Some of those though are so much more interesting than nowdays toys though.


----------



## R-2800 (Dec 16, 2006)




----------



## mkloby (Dec 16, 2006)

nice one!


----------



## kiwimac (Dec 17, 2006)

I should sue for replacement costs of my monitor and keyboard.

Dang, talk about laugh!


----------



## 102first_hussars (Dec 18, 2006)

Im suprised that old wood burning kit wasnt up there, man, i burnt my hand pretty bad one time


----------



## Matt308 (Dec 19, 2006)

A wood burning kit. I needed mine just last week and thought about the one I had as a kid.


----------



## Erich (Dec 19, 2006)

lawn darts were cool, how about just plain darts, well there goes my littl bro walking in front of the round dart board, when........... oh no Mikey !  

how about 6 Finger and Johnny OMa the one man army gun ? geez how much stuff I grew up with, enjoyed and then grew out of or just plain destroyed, and now in our age it would be a criminal act to own ......... screw em


----------



## Matt308 (Dec 19, 2006)

Or the homemade rubber band guns made with sliced up tire inner-tubes.

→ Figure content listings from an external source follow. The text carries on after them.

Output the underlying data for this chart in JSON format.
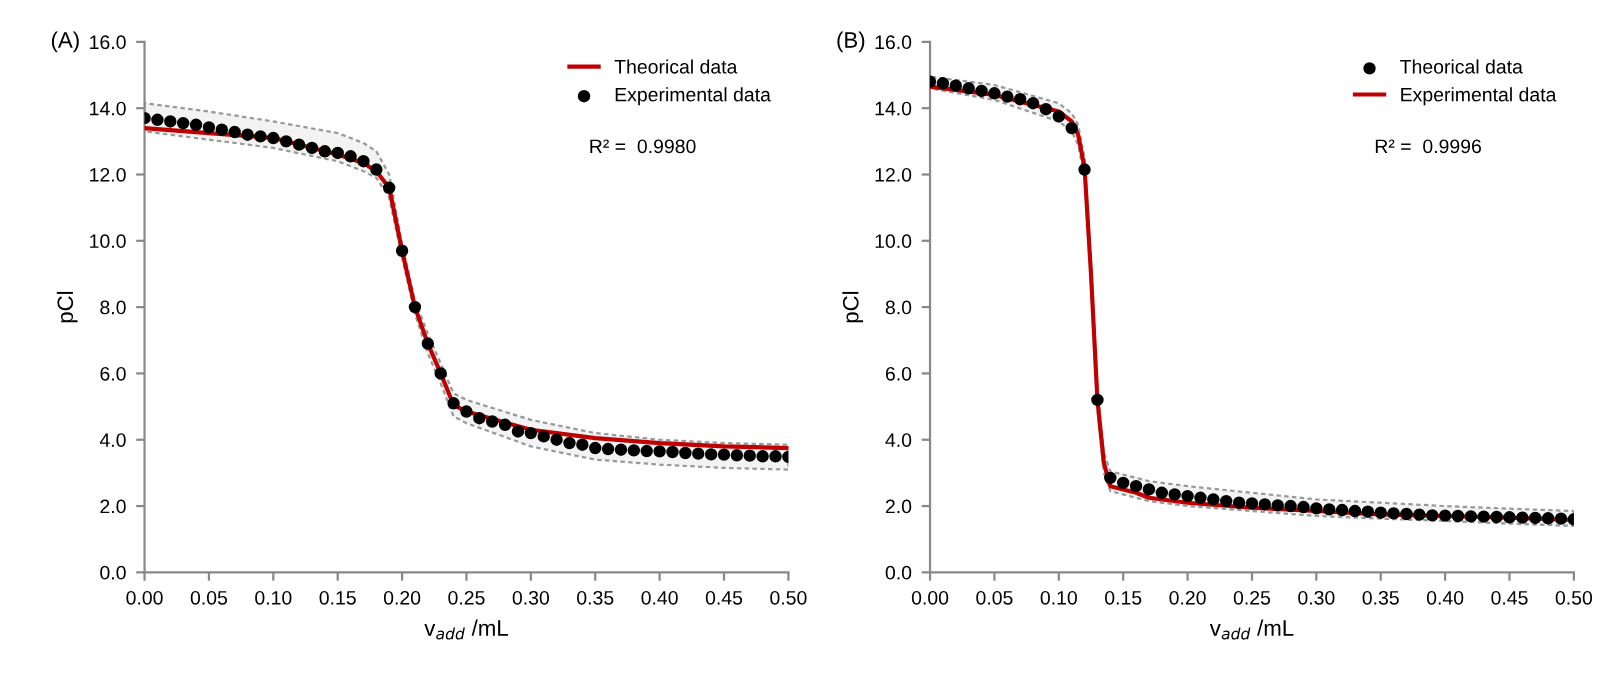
{
  "chart_data": [
    {
      "type": "line",
      "title": "(A)",
      "xlabel": "v$_{add}$ /mL",
      "ylabel": "pCl",
      "annotations": [
        "R² =  0.9980"
      ],
      "legend": "top right",
      "grid": false,
      "xlim": [
        0,
        0.5
      ],
      "ylim": [
        0,
        16
      ],
      "xticks": [
        {
          "value": 0,
          "label": "0.00"
        },
        {
          "value": 0.05,
          "label": "0.05"
        },
        {
          "value": 0.1,
          "label": "0.10"
        },
        {
          "value": 0.15,
          "label": "0.15"
        },
        {
          "value": 0.2,
          "label": "0.20"
        },
        {
          "value": 0.25,
          "label": "0.25"
        },
        {
          "value": 0.3,
          "label": "0.30"
        },
        {
          "value": 0.35,
          "label": "0.35"
        },
        {
          "value": 0.4,
          "label": "0.40"
        },
        {
          "value": 0.45,
          "label": "0.45"
        },
        {
          "value": 0.5,
          "label": "0.50"
        }
      ],
      "yticks": [
        {
          "value": 0,
          "label": "0.0"
        },
        {
          "value": 2,
          "label": "2.0"
        },
        {
          "value": 4,
          "label": "4.0"
        },
        {
          "value": 6,
          "label": "6.0"
        },
        {
          "value": 8,
          "label": "8.0"
        },
        {
          "value": 10,
          "label": "10.0"
        },
        {
          "value": 12,
          "label": "12.0"
        },
        {
          "value": 14,
          "label": "14.0"
        },
        {
          "value": 16,
          "label": "16.0"
        }
      ],
      "series": [
        {
          "name": "Theorical data",
          "type": "line",
          "color": "#c00000",
          "line_style": "solid",
          "x": [
            0,
            0.05,
            0.1,
            0.15,
            0.17,
            0.18,
            0.19,
            0.2,
            0.21,
            0.22,
            0.23,
            0.24,
            0.25,
            0.3,
            0.35,
            0.4,
            0.45,
            0.5
          ],
          "values": [
            13.4,
            13.25,
            13.1,
            12.6,
            12.35,
            12.1,
            11.6,
            9.7,
            8.0,
            6.9,
            6.0,
            5.05,
            4.85,
            4.3,
            4.05,
            3.9,
            3.8,
            3.75
          ],
          "upper": [
            14.15,
            13.9,
            13.6,
            13.25,
            12.95,
            12.7,
            12.0,
            9.9,
            8.2,
            7.2,
            6.3,
            5.4,
            5.2,
            4.6,
            4.2,
            4.0,
            3.9,
            3.85
          ],
          "lower": [
            13.3,
            13.05,
            12.8,
            12.4,
            12.1,
            11.9,
            11.3,
            9.5,
            7.8,
            6.6,
            5.7,
            4.7,
            4.5,
            3.8,
            3.4,
            3.25,
            3.15,
            3.1
          ]
        },
        {
          "name": "Experimental data",
          "type": "scatter",
          "color": "#000000",
          "marker": "circle",
          "x": [
            0,
            0.01,
            0.02,
            0.03,
            0.04,
            0.05,
            0.06,
            0.07,
            0.08,
            0.09,
            0.1,
            0.11,
            0.12,
            0.13,
            0.14,
            0.15,
            0.16,
            0.17,
            0.18,
            0.19,
            0.2,
            0.21,
            0.22,
            0.23,
            0.24,
            0.25,
            0.26,
            0.27,
            0.28,
            0.29,
            0.3,
            0.31,
            0.32,
            0.33,
            0.34,
            0.35,
            0.36,
            0.37,
            0.38,
            0.39,
            0.4,
            0.41,
            0.42,
            0.43,
            0.44,
            0.45,
            0.46,
            0.47,
            0.48,
            0.49,
            0.5
          ],
          "values": [
            13.7,
            13.65,
            13.6,
            13.55,
            13.5,
            13.42,
            13.35,
            13.28,
            13.2,
            13.15,
            13.1,
            13.0,
            12.9,
            12.8,
            12.7,
            12.65,
            12.55,
            12.4,
            12.15,
            11.6,
            9.7,
            8.0,
            6.9,
            6.0,
            5.1,
            4.85,
            4.65,
            4.55,
            4.45,
            4.25,
            4.2,
            4.1,
            4.0,
            3.9,
            3.85,
            3.75,
            3.72,
            3.7,
            3.68,
            3.66,
            3.65,
            3.63,
            3.6,
            3.58,
            3.56,
            3.55,
            3.53,
            3.52,
            3.5,
            3.5,
            3.48
          ]
        }
      ]
    },
    {
      "type": "line",
      "title": "(B)",
      "xlabel": "v$_{add}$ /mL",
      "ylabel": "pCl",
      "annotations": [
        "R² =  0.9996"
      ],
      "legend": "top right",
      "grid": false,
      "xlim": [
        0,
        0.5
      ],
      "ylim": [
        0,
        16
      ],
      "xticks": [
        {
          "value": 0,
          "label": "0.00"
        },
        {
          "value": 0.05,
          "label": "0.05"
        },
        {
          "value": 0.1,
          "label": "0.10"
        },
        {
          "value": 0.15,
          "label": "0.15"
        },
        {
          "value": 0.2,
          "label": "0.20"
        },
        {
          "value": 0.25,
          "label": "0.25"
        },
        {
          "value": 0.3,
          "label": "0.30"
        },
        {
          "value": 0.35,
          "label": "0.35"
        },
        {
          "value": 0.4,
          "label": "0.40"
        },
        {
          "value": 0.45,
          "label": "0.45"
        },
        {
          "value": 0.5,
          "label": "0.50"
        }
      ],
      "yticks": [
        {
          "value": 0,
          "label": "0.0"
        },
        {
          "value": 2,
          "label": "2.0"
        },
        {
          "value": 4,
          "label": "4.0"
        },
        {
          "value": 6,
          "label": "6.0"
        },
        {
          "value": 8,
          "label": "8.0"
        },
        {
          "value": 10,
          "label": "10.0"
        },
        {
          "value": 12,
          "label": "12.0"
        },
        {
          "value": 14,
          "label": "14.0"
        },
        {
          "value": 16,
          "label": "16.0"
        }
      ],
      "series": [
        {
          "name": "Theorical data",
          "type": "scatter",
          "color": "#000000",
          "marker": "circle",
          "x": [
            0,
            0.01,
            0.02,
            0.03,
            0.04,
            0.05,
            0.06,
            0.07,
            0.08,
            0.09,
            0.1,
            0.11,
            0.12,
            0.13,
            0.14,
            0.15,
            0.16,
            0.17,
            0.18,
            0.19,
            0.2,
            0.21,
            0.22,
            0.23,
            0.24,
            0.25,
            0.26,
            0.27,
            0.28,
            0.29,
            0.3,
            0.31,
            0.32,
            0.33,
            0.34,
            0.35,
            0.36,
            0.37,
            0.38,
            0.39,
            0.4,
            0.41,
            0.42,
            0.43,
            0.44,
            0.45,
            0.46,
            0.47,
            0.48,
            0.49,
            0.5
          ],
          "values": [
            14.8,
            14.75,
            14.68,
            14.6,
            14.52,
            14.45,
            14.35,
            14.27,
            14.15,
            13.97,
            13.75,
            13.4,
            12.15,
            5.2,
            2.85,
            2.7,
            2.6,
            2.5,
            2.4,
            2.35,
            2.3,
            2.25,
            2.2,
            2.15,
            2.1,
            2.08,
            2.05,
            2.02,
            2.0,
            1.97,
            1.93,
            1.9,
            1.88,
            1.85,
            1.83,
            1.8,
            1.78,
            1.76,
            1.74,
            1.72,
            1.71,
            1.7,
            1.69,
            1.68,
            1.67,
            1.66,
            1.65,
            1.64,
            1.63,
            1.62,
            1.6
          ]
        },
        {
          "name": "Experimental data",
          "type": "line",
          "color": "#c00000",
          "line_style": "solid",
          "x": [
            0,
            0.05,
            0.1,
            0.11,
            0.115,
            0.12,
            0.125,
            0.13,
            0.135,
            0.14,
            0.15,
            0.16,
            0.17,
            0.2,
            0.25,
            0.3,
            0.35,
            0.4,
            0.45,
            0.5
          ],
          "values": [
            14.65,
            14.4,
            13.9,
            13.6,
            13.2,
            12.2,
            9.0,
            5.2,
            3.3,
            2.6,
            2.5,
            2.4,
            2.25,
            2.1,
            1.95,
            1.85,
            1.75,
            1.7,
            1.65,
            1.58
          ],
          "upper": [
            14.95,
            14.7,
            14.15,
            13.85,
            13.5,
            12.5,
            9.3,
            5.5,
            3.6,
            3.05,
            2.95,
            2.85,
            2.75,
            2.6,
            2.4,
            2.2,
            2.1,
            2.0,
            1.92,
            1.85
          ],
          "lower": [
            14.6,
            14.25,
            13.6,
            13.3,
            12.9,
            11.9,
            8.7,
            4.9,
            3.0,
            2.45,
            2.35,
            2.25,
            2.15,
            2.0,
            1.85,
            1.7,
            1.62,
            1.55,
            1.47,
            1.4
          ]
        }
      ]
    }
  ]
}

Or "wrist rockets" (slingshots) made with surgical tubing and marbles for ammo.


----------



## syscom3 (Dec 19, 2006)

Anyone here remember making "Polish Cannons"?


----------



## Matt308 (Dec 19, 2006)

Nope. What were those?


----------



## Erich (Dec 19, 2006)

I don't think I want to know ............... yes I do

we still use wrist rockets for hunting purposes, and not just animals. Different ammo loads not marbles


----------



## Matt308 (Dec 19, 2006)

Ball bearings. Smaller. More dense. Mo' deadly.


----------



## syscom3 (Dec 19, 2006)

You make a polish cannon like this:

Get three soda cans. Two of them you cut off the tops and bottoms so you have a pair of cylinders. The third one, you poke a small hole on the side, about 1/4" above the bottom of the can.

Get duct tape and connect all three cans together, with the can that has the small hole as being the "bottom".

Get a tennis ball and stuff it down the top. You may need a little oil to lube the insides of the can.

Put a little lighter fluid into the bottom can through the small hole, and shake it up a little.

Aim the cannon assembly like a mortar. High angle, low angle.... don't matter.

Put a match to the hole and watch the tennis ball go shooting out.


----------



## Matt308 (Dec 19, 2006)




----------